La réponse de la Chine au variant Omicron pénalise la croissance. La Recherche d’UBS anticipe désormais une croissance du PIB chinois de 4,2% cette année et elle a réduit ses prévisions de croissance des bénéfices de l’indice MSCI China pour l’ensemble de l’année 2022 de deux points de pourcentage, à 11%. Cela afin de refléter le ralentissement de la consommation et une certaine pression du secteur industriel.

Les actions sont mal vues

En outre, la guerre en Ukraine s’est intensifiée. La Russie a lancé un nouvel assaut sur l’est du pays. L’incertitude est grande quant à la portée des sanctions contre la Russie et à leurs retombées économiques potentielles, surtout que l’Union européenne a entamé des pourparlers qui visent à interdire le pétrole russe.

Enfin, l’attitude du marché à l’égard des actions reste négative. Dernièrement, Reuters a rapporté que 15,2 milliards de dollars ont été retirés des fonds de placement en actions à l’échelle mondiale au cours de la semaine du 20 avril, selon les données de Refinitiv Lipper. Il s’agit du plus important retrait hebdomadaire depuis le 15 décembre.

A quoi faut-il s’attendre?

Selon la Recherche d’UBS, le marché a peut-être anticipé un resserrement trop important de la politique monétaire de la Fed cette année.

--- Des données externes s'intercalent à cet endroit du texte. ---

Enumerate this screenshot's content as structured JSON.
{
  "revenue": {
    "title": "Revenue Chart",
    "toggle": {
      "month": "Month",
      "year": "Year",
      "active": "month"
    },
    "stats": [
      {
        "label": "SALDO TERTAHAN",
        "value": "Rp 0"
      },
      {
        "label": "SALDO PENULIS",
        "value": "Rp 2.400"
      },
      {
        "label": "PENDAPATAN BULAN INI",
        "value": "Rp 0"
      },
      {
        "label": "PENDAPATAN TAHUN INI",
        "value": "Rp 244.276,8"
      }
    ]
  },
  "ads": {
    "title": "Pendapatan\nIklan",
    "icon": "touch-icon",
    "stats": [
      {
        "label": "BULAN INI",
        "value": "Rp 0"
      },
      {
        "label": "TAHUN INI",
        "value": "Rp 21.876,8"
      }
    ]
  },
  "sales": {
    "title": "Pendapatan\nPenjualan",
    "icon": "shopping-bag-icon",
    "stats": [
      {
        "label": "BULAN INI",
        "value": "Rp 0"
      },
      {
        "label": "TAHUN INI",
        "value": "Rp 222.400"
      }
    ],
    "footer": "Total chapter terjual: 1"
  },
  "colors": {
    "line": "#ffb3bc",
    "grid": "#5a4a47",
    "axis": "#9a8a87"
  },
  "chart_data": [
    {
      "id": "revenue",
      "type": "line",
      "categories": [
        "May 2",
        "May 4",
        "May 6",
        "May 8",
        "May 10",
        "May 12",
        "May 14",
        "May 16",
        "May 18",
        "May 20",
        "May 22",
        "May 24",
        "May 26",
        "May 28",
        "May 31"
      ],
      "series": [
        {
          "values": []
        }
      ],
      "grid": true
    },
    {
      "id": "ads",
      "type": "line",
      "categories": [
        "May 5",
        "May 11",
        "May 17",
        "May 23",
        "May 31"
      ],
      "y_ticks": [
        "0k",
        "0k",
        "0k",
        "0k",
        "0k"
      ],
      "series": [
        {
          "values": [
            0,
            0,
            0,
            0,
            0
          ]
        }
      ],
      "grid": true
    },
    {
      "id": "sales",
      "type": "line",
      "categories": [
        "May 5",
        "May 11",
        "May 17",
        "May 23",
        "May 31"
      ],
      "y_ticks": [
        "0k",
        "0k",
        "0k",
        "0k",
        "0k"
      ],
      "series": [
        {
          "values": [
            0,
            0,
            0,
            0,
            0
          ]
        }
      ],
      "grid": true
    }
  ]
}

Il y a un mois, le graphique «dot plot» (qui représente les estimations de l’évolution des taux d’intérêt) de la Fed indiquait un taux de fonds fédéraux de 1,9% en fin d’année. Le marché s’attend désormais à ce que ce niveau soit atteint en juillet et que les fonds fédéraux terminent l’année à 2,83%.

• Atténuation de l’inflation et des difficultés d’approvisionnement

Le ton incisif de la Fed dissimule certains signes encourageants. Les distorsions de prix liées à la pandémie commencent à s’atténuer, tandis que la hausse des prix de certains biens est en train de fléchir, voire de s’inverser.

L’IPC (l’indice des prix à la consommation), hors énergie et alimentation, est ressorti en hausse de 0,3% en glissement mensuel en mars, la plus faible progression depuis septembre. A l’avenir, l’inflation devrait également ralentir en raison des effets de base. Les difficultés d’approvisionnement s’atténuent quelque peu. Les coûts du fret affichent une diminution. L’indice Baltic Exchange Dry est en baisse d’environ 60% par rapport au pic d’octobre 2021.

• Augmentation des salaires avec gains de productivité

Le taux de participation au marché du travail aux Etats-Unis a légèrement augmenté pour atteindre 62,4% en mars, son niveau le plus élevé depuis le début de la pandémie. En outre, jusqu’ici, les augmentations de salaires substantielles s’accompagnent de gains de productivité, ce qui tempère l’impact inflationniste des salaires plus généreux.

• Crainte d’une récession

Mais au vu de la rhétorique incisive de la Fed concernant l’inflation persistante, les craintes d’une récession provoquée par la banque centrale resteront vives. Et cela tant que les chiffres n’indiqueront pas clairement une modération du renchérissement.

De même, la Fed s’attend à ce que le resserrement de sa politique monétaire freine l’inflation mais qu’elle inflige également des dommages collatéraux à la conjoncture. Avec le ralentissement de la croissance, toute détérioration des principaux indicateurs pourrait amener les marchés à revoir à la baisse le rythme de certaines hausses de taux.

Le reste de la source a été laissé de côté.